The thing you have to understand about me is that I'm a devoted fan to The Amazing Race. I don't think it was an accident that it won Best Competitive Program seven years in a row. Sure, you'd think the Emmy voters might be lazy, and there have been off years for the show (Family Edition, anybody?), but I firmly believe that even at its lowest point, it still kicks ass. And a big part of that success lies with its host, Phil Keoghan.
In case you're new, I'll be brief. Phil comes from New Zealand, finishing runner-up for the Survivor hosting gig. He acts as the show's narrator, guiding the audience to the exotic locales the Racers run through. He greats the teams at the end of each episode, often eliminating the last pair to arrive. And perhaps most importantly, there isn't a time where he makes himself more important than the show.
Cut to Emmy night. Phil is nominated for Best Host after getting snubbed last year. It seems like a slam dunk; since TAR is the only winner of its category, why wouldn't Phil win his? Wrong. Instead, it goes to Jeff Probst. Again. Cut to me yelling "BULLSHIT!" at the television screen.
What was my problem? Jeff Probst was the right guy at the right time, hosting Survivor as it led the reality television boom of 2000. But that was then, and this is now: Probst has become more of a factor on the show than he should be these days. His running commentary affects challenges. At Tribal Council, he once shamed a tribe into picking a leader on the spot. And he loves alpha males in such an unhealthy way, it makes him disdain almost any other competitor. Sure, he dated one-time contestant Julie Berry (from Vanuatu), but you have to wonder about him at times. Clearly, this is not the guy who should be given an award for being a dick.

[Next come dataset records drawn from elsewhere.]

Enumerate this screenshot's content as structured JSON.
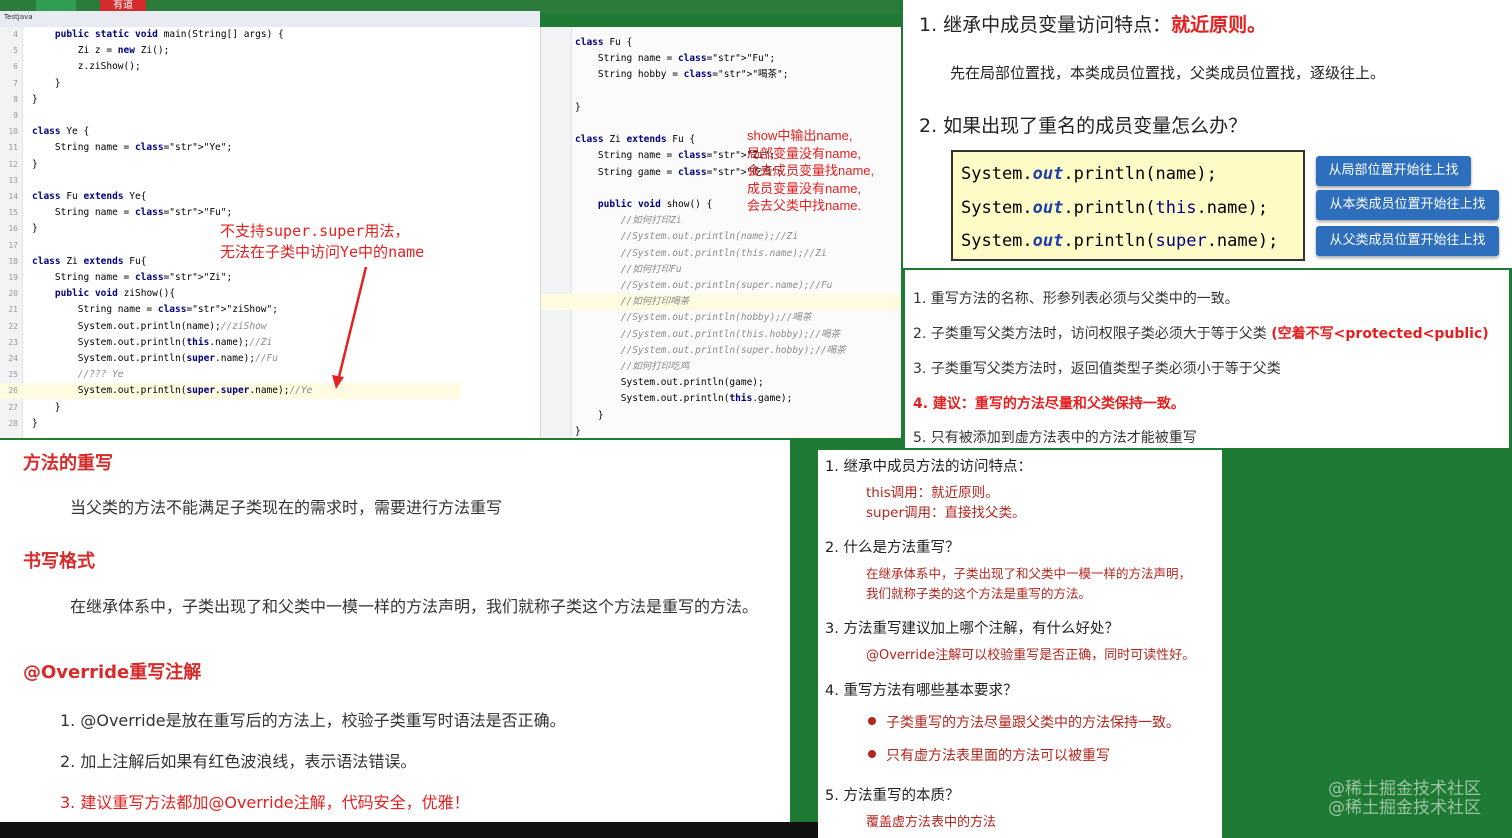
{
  "header": {
    "file_tab": "TestJava",
    "badge": "有道"
  },
  "left_code": {
    "lines": [
      {
        "n": "4",
        "t": "    public static void main(String[] args) {"
      },
      {
        "n": "5",
        "t": "        Zi z = new Zi();"
      },
      {
        "n": "6",
        "t": "        z.ziShow();"
      },
      {
        "n": "7",
        "t": "    }"
      },
      {
        "n": "8",
        "t": "}"
      },
      {
        "n": "9",
        "t": ""
      },
      {
        "n": "10",
        "t": "class Ye {"
      },
      {
        "n": "11",
        "t": "    String name = \"Ye\";"
      },
      {
        "n": "12",
        "t": "}"
      },
      {
        "n": "13",
        "t": ""
      },
      {
        "n": "14",
        "t": "class Fu extends Ye{"
      },
      {
        "n": "15",
        "t": "    String name = \"Fu\";"
      },
      {
        "n": "16",
        "t": "}"
      },
      {
        "n": "17",
        "t": ""
      },
      {
        "n": "18",
        "t": "class Zi extends Fu{"
      },
      {
        "n": "19",
        "t": "    String name = \"Zi\";"
      },
      {
        "n": "20",
        "t": "    public void ziShow(){"
      },
      {
        "n": "21",
        "t": "        String name = \"ziShow\";"
      },
      {
        "n": "22",
        "t": "        System.out.println(name);//ziShow"
      },
      {
        "n": "23",
        "t": "        System.out.println(this.name);//Zi"
      },
      {
        "n": "24",
        "t": "        System.out.println(super.name);//Fu"
      },
      {
        "n": "25",
        "t": "        //??? Ye"
      },
      {
        "n": "26",
        "t": "        System.out.println(super.super.name);//Ye"
      },
      {
        "n": "27",
        "t": "    }"
      },
      {
        "n": "28",
        "t": "}"
      }
    ],
    "annotation_1": "不支持super.super用法，",
    "annotation_2": "无法在子类中访问Ye中的name"
  },
  "mid_code": {
    "lines": [
      {
        "t": "class Fu {"
      },
      {
        "t": "    String name = \"Fu\";"
      },
      {
        "t": "    String hobby = \"喝茶\";"
      },
      {
        "t": ""
      },
      {
        "t": "}"
      },
      {
        "t": ""
      },
      {
        "t": "class Zi extends Fu {"
      },
      {
        "t": "    String name = \"Zi\";"
      },
      {
        "t": "    String game = \"吃鸡\";"
      },
      {
        "t": ""
      },
      {
        "t": "    public void show() {"
      },
      {
        "t": "        //如何打印Zi"
      },
      {
        "t": "        //System.out.println(name);//Zi"
      },
      {
        "t": "        //System.out.println(this.name);//Zi"
      },
      {
        "t": "        //如何打印Fu"
      },
      {
        "t": "        //System.out.println(super.name);//Fu"
      },
      {
        "t": "        //如何打印喝茶"
      },
      {
        "t": "        //System.out.println(hobby);//喝茶"
      },
      {
        "t": "        //System.out.println(this.hobby);//喝茶"
      },
      {
        "t": "        //System.out.println(super.hobby);//喝茶"
      },
      {
        "t": "        //如何打印吃鸡"
      },
      {
        "t": "        System.out.println(game);"
      },
      {
        "t": "        System.out.println(this.game);"
      },
      {
        "t": "    }"
      },
      {
        "t": "}"
      }
    ],
    "note": [
      "show中输出name,",
      "局部变量没有name,",
      "会去成员变量找name,",
      "成员变量没有name,",
      "会去父类中找name."
    ]
  },
  "slide_top": {
    "h1_prefix": "1.  继承中成员变量访问特点：",
    "h1_red": "就近原则。",
    "p1": "先在局部位置找，本类成员位置找，父类成员位置找，逐级往上。",
    "h2": "2.  如果出现了重名的成员变量怎么办？",
    "code1_a": "System.",
    "code1_b": "out",
    "code1_c": ".println(name);",
    "code2_a": "System.",
    "code2_b": "out",
    "code2_c": ".println(",
    "code2_d": "this",
    "code2_e": ".name);",
    "code3_a": "System.",
    "code3_b": "out",
    "code3_c": ".println(",
    "code3_d": "super",
    "code3_e": ".name);",
    "btn1": "从局部位置开始往上找",
    "btn2": "从本类成员位置开始往上找",
    "btn3": "从父类成员位置开始往上找"
  },
  "slide_list": {
    "i1": "1.  重写方法的名称、形参列表必须与父类中的一致。",
    "i2": "2.  子类重写父类方法时，访问权限子类必须大于等于父类",
    "i2_red": "(空着不写<protected<public)",
    "i3": "3.  子类重写父类方法时，返回值类型子类必须小于等于父类",
    "i4": "4.  建议：重写的方法尽量和父类保持一致。",
    "i5": "5.  只有被添加到虚方法表中的方法才能被重写"
  },
  "slide_bl": {
    "h1": "方法的重写",
    "p1": "当父类的方法不能满足子类现在的需求时，需要进行方法重写",
    "h2": "书写格式",
    "p2": "在继承体系中，子类出现了和父类中一模一样的方法声明，我们就称子类这个方法是重写的方法。",
    "h3": "@Override重写注解",
    "l1": "1.  @Override是放在重写后的方法上，校验子类重写时语法是否正确。",
    "l2": "2.  加上注解后如果有红色波浪线，表示语法错误。",
    "l3": "3.  建议重写方法都加@Override注解，代码安全，优雅！"
  },
  "slide_br": {
    "q1": "1.  继承中成员方法的访问特点：",
    "a1a": "this调用：就近原则。",
    "a1b": "super调用：直接找父类。",
    "q2": "2.  什么是方法重写？",
    "a2a": "在继承体系中，子类出现了和父类中一模一样的方法声明，",
    "a2b": "我们就称子类的这个方法是重写的方法。",
    "q3": "3.  方法重写建议加上哪个注解，有什么好处？",
    "a3": "@Override注解可以校验重写是否正确，同时可读性好。",
    "q4": "4.  重写方法有哪些基本要求？",
    "b1": "子类重写的方法尽量跟父类中的方法保持一致。",
    "b2": "只有虚方法表里面的方法可以被重写",
    "q5": "5.  方法重写的本质？",
    "a5": "覆盖虚方法表中的方法"
  },
  "watermark": {
    "w1": "@稀土掘金技术社区",
    "w2": "@稀土掘金技术社区"
  }
}
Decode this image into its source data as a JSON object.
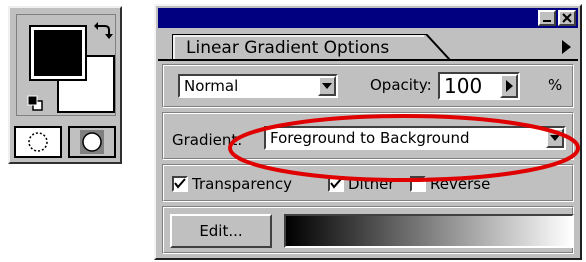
{
  "toolbox": {
    "swap_icon": "swap-arrows-icon",
    "default_colors_icon": "default-colors-icon",
    "foreground_color": "#000000",
    "background_color": "#ffffff",
    "modes": [
      {
        "name": "standard-mode-icon"
      },
      {
        "name": "quick-mask-mode-icon"
      }
    ]
  },
  "palette": {
    "tab_label": "Linear Gradient Options",
    "blend_mode": "Normal",
    "opacity_label": "Opacity:",
    "opacity_value": "100",
    "opacity_unit": "%",
    "gradient_label": "Gradient:",
    "gradient_value": "Foreground to Background",
    "checkboxes": [
      {
        "label": "Transparency",
        "checked": true
      },
      {
        "label": "Dither",
        "checked": true
      },
      {
        "label": "Reverse",
        "checked": false
      }
    ],
    "edit_label": "Edit...",
    "gradient_start": "#000000",
    "gradient_end": "#ffffff"
  },
  "annotation": {
    "color": "#e00000"
  }
}
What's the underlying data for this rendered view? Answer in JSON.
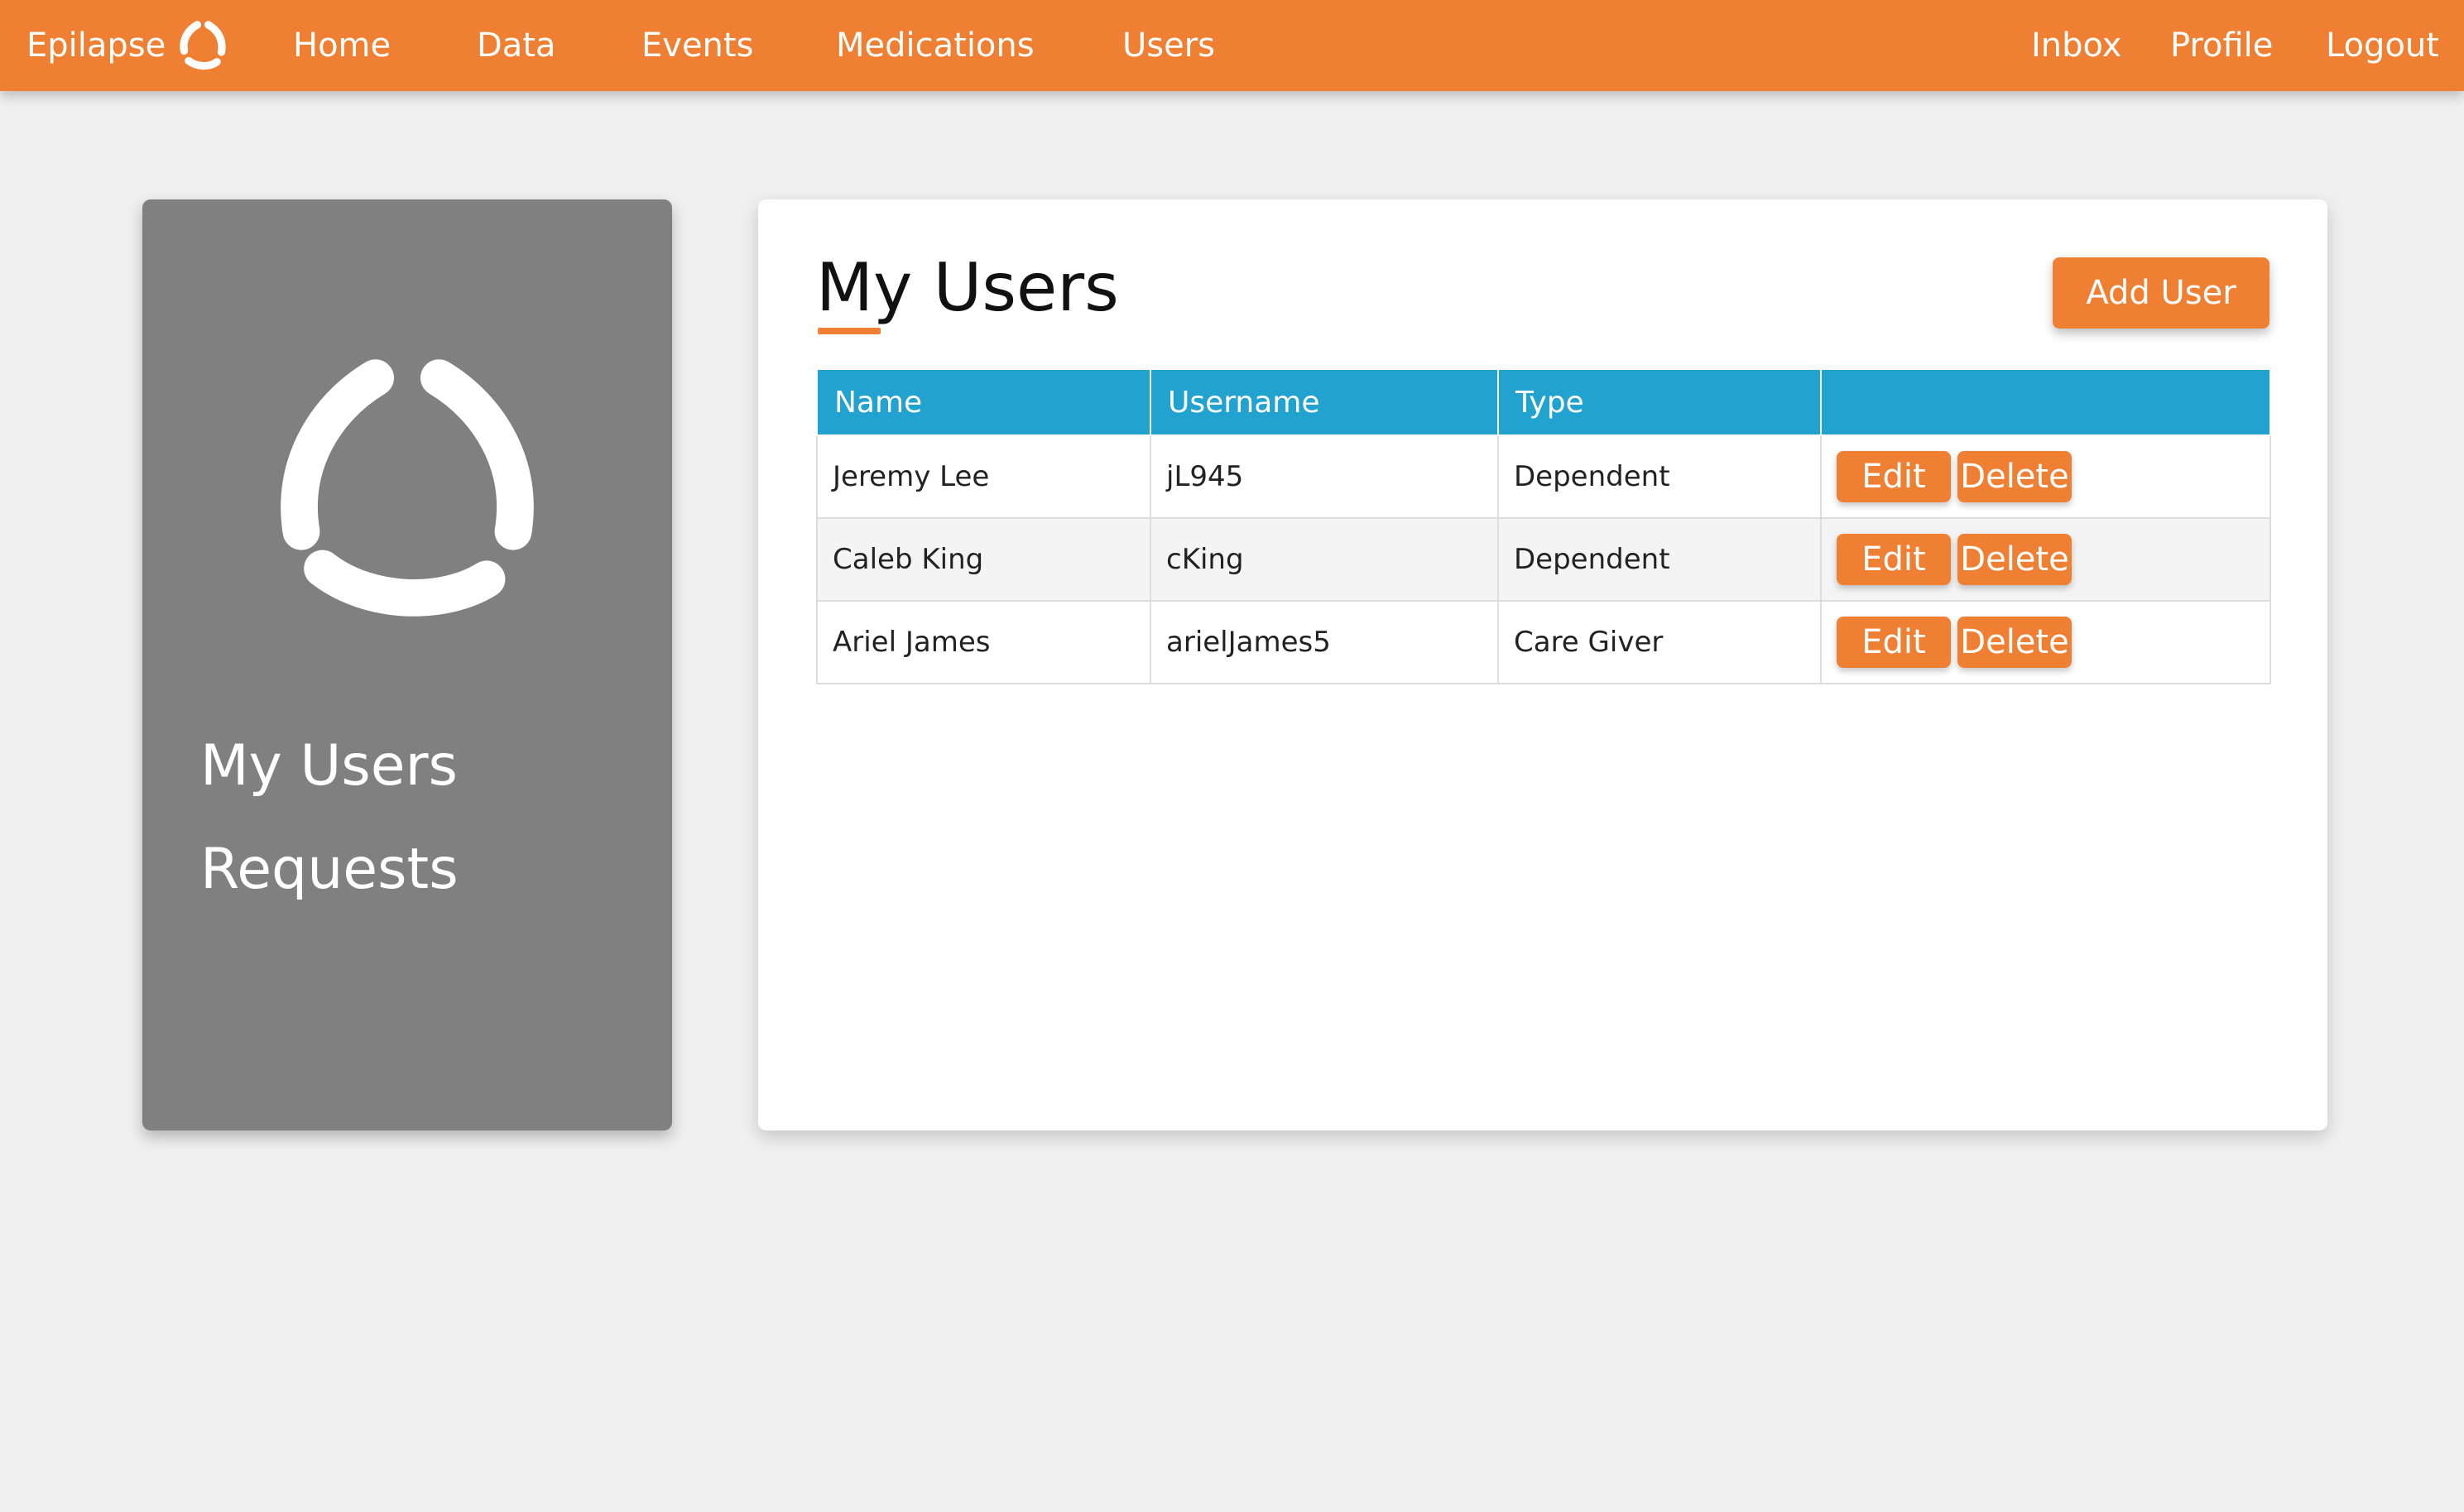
{
  "nav": {
    "brand": "Epilapse",
    "links": [
      "Home",
      "Data",
      "Events",
      "Medications",
      "Users"
    ],
    "right_links": [
      "Inbox",
      "Profile",
      "Logout"
    ]
  },
  "sidebar": {
    "links": [
      "My Users",
      "Requests"
    ]
  },
  "main": {
    "title": "My Users",
    "add_button": "Add User",
    "table": {
      "headers": [
        "Name",
        "Username",
        "Type",
        ""
      ],
      "rows": [
        {
          "name": "Jeremy Lee",
          "username": "jL945",
          "type": "Dependent",
          "edit": "Edit",
          "delete": "Delete"
        },
        {
          "name": "Caleb King",
          "username": "cKing",
          "type": "Dependent",
          "edit": "Edit",
          "delete": "Delete"
        },
        {
          "name": "Ariel James",
          "username": "arielJames5",
          "type": "Care Giver",
          "edit": "Edit",
          "delete": "Delete"
        }
      ]
    }
  },
  "colors": {
    "accent": "#ef7f33",
    "table_header": "#22a3cf",
    "sidebar": "#808080",
    "background": "#f0f0f0"
  },
  "icons": [
    "epilapse-logo-icon"
  ]
}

Order was restored a few minutes later, when TAR won its seventh straight Emmy. You can say that Phil sharing a stage with the production people is a metaphor for how the show is a team effort, but it still felt hollow. Clearly, there had to be a way to stop Emmy voters from making the same mistake next year. My solution: open up the category by renaming it Best Permanant Cast Member. This way, judges and other personalities can be elligible. I don't want Project Runway, but I've heard enough about Tim Gunn to know he could wipe with Probst. At this point, I don't care who does it, as long as it gets done.
Attention, Emmy voters! You guaranteed a scene in Season 20 of Survivor where Probst, clearly thinking he's in the right, will snuggle in the lap of JT and/or James. And guess what? It's your fault that it'll happen.